To fulfil its task, Sansa will cooperate with one of these three global centres, the Pan-European Consortium for Aviation Space Weather User Services (Pecasus), which is composed of nine research and monitoring organisations from across Europe. The relationship with Pecasus will give Sansa better access to international models and expertise.

“South Africa’s designation as a regional space weather information provider will grow the science, engineering, technology and innovation sector, offering opportunities to develop scarce skills and increase national research output, while ensuring that usable products are generated from the knowledge,” stated the Ministry in its press release. “Owing to the increased interconnectedness and interdependence of technological systems in the world today (which will expand as the Fourth Industrial Revolution gathers momentum), space weather events can have a negative impact on multiple systems, leading to serious operational failures in the communication, navigation, energy and aviation sectors, among others, with potentially disastrous effects.”

Space weather refers to conditions on the sun, the solar wind, the magnetosphere, the ionosphere and the thermosphere that can influence the performance and reliability of space-based and ground-based technology systems.
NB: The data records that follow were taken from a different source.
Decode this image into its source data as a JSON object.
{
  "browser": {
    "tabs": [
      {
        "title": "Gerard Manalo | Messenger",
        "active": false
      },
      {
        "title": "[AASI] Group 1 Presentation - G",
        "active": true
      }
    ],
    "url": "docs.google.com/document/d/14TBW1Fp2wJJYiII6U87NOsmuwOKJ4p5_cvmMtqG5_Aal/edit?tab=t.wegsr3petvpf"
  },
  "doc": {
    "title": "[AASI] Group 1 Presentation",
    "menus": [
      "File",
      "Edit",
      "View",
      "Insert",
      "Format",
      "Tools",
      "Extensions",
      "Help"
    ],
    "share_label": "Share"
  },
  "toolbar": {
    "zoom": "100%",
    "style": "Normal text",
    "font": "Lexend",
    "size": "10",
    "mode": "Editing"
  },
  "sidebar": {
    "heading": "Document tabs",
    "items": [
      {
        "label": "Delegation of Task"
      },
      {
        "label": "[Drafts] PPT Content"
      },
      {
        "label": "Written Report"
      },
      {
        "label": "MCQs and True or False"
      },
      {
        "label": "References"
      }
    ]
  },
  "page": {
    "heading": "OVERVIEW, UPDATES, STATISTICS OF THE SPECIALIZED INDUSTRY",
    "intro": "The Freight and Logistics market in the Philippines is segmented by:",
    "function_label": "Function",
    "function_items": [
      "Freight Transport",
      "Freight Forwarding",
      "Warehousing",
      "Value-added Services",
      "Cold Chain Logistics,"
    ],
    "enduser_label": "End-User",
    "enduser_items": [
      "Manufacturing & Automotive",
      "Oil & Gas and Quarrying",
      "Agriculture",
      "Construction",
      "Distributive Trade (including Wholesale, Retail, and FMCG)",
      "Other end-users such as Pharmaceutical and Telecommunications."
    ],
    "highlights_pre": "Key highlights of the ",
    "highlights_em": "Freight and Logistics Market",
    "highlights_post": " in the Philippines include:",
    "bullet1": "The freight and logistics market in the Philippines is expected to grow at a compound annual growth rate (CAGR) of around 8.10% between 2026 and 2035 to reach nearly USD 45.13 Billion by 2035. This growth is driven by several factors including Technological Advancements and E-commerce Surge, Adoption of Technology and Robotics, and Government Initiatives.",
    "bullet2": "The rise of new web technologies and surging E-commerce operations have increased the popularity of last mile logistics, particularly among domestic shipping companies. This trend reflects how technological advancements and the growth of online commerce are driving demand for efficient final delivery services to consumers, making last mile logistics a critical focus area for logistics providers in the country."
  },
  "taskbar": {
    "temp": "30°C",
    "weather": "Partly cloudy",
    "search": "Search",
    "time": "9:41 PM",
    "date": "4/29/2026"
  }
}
The main space weather phenomena are solar flares, solar energetic particles (protons, electrons and helium ions) and coronal mass ejections (CMEs).

Solar flares can disrupt high-frequency (HF) radio communications and satellite communications. They take eight minutes to reach earth. Solar energetic particles can reach earth in 15 minutes to a few hours, depending on their severity. With these, ionising radiation penetrates the atmosphere, satellites can be damaged and HF communications are disrupted. They are dangerous for astronauts. CMEs take one to four days to reach the earth. Most do not come towards earth. Those that do are called geoeffective and affect HF communications and satellite navigation systems, increase the drag on satellites (causing orbital decay) and generate auroras. CMEs also create geomagnetically induced currents, which affect electrical power systems, oil pipelines and even undersea cables.

Sansa’s space weather centre is located at Hermanus, in the Western Cape, and was officially reinaugurated in April last year after being upgraded. Additional funding is being sought to increase the centre’s capabilities, so that it can fully meet its new responsibilities. The centre has been supplying space weather information to the South African public, industry and government for years now, and Sansa has been developing its capabilities in this field since 2010.

The Hermanus centre is the only one of its kind in Africa. It is intended to partner with other African countries, to share data, host infrastructure, provide training, develop products and collaborate on research.